On my long ambles through the neighborhood I see all sorts of gardens. There are apartments with cheery little window pots all the way up to huge 12,000 square foot homes that have immaculate gardens and clipped hedges formed into mazes. My personal garden consists of two small pear sprouts and another little plant on the floor of my living room. The baby pear trees have a good story behind them. They’re from a single pear produced by a long-suffering tree that sat in a pot for at least two years too long at our old rental house in Johnson City. It made a few hopeful green leaves each spring but no fruit. It endured the winters huddled against the side of the house. It’d lost most of its upper branches to some sort of black rot. But it was hanging in there, and as I’m sentimental about living things, we tossed it on the back of the truck last-minute when we moved to Dallas.
We dropped it off at my parent’s house before taking the rest of our things to the apartment, so it survived The Fire. They planted it in their yard. It sat in its new home doing very little for a year, not dejected exactly, just tired from the move and the strangeness of having its roots unencumbered by pot sides. Perhaps learning to accept its new place. Last year the little tree rallied and with a massive effort produced a single, perfect pear. My mom and I shared it when it got ripe, before the birds got it, and to the little tree’s credit, it was sweet and delicious.

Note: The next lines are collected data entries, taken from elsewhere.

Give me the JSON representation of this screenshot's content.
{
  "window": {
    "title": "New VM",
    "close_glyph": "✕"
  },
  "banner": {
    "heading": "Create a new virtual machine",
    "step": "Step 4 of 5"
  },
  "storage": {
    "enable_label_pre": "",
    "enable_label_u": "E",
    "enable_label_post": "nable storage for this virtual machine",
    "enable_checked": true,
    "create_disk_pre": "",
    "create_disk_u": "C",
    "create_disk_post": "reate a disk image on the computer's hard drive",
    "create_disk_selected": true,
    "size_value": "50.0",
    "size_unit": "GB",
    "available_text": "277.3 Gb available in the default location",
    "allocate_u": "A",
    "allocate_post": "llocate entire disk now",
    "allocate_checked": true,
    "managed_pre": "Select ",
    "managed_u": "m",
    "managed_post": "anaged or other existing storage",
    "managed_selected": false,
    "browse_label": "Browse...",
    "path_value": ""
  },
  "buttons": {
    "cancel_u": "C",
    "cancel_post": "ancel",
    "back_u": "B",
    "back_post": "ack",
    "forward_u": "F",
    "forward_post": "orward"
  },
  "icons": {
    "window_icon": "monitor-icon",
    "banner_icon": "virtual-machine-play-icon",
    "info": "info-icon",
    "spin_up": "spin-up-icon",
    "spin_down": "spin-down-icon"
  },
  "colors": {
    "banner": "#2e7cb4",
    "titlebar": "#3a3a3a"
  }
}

I saved the two viable seeds from it, and stored them in a baggie filled with dirt in my fridge for four months like I saw on a YouTube video. The two seeds had just started sprouting when I planted them at the end of January in the pots in my living room and watered and sunned them regularly. Now we have two baby pear trees making leaves and growing very slowly. But growing they are. I talk to them daily and tell them they are the very best pear trees in my living room, and they seem to like that. Just having them there makes me happy, and reminds me one more time that we are indeed human beings, not human doings, and that accepting things I cannot change just might be okay for today.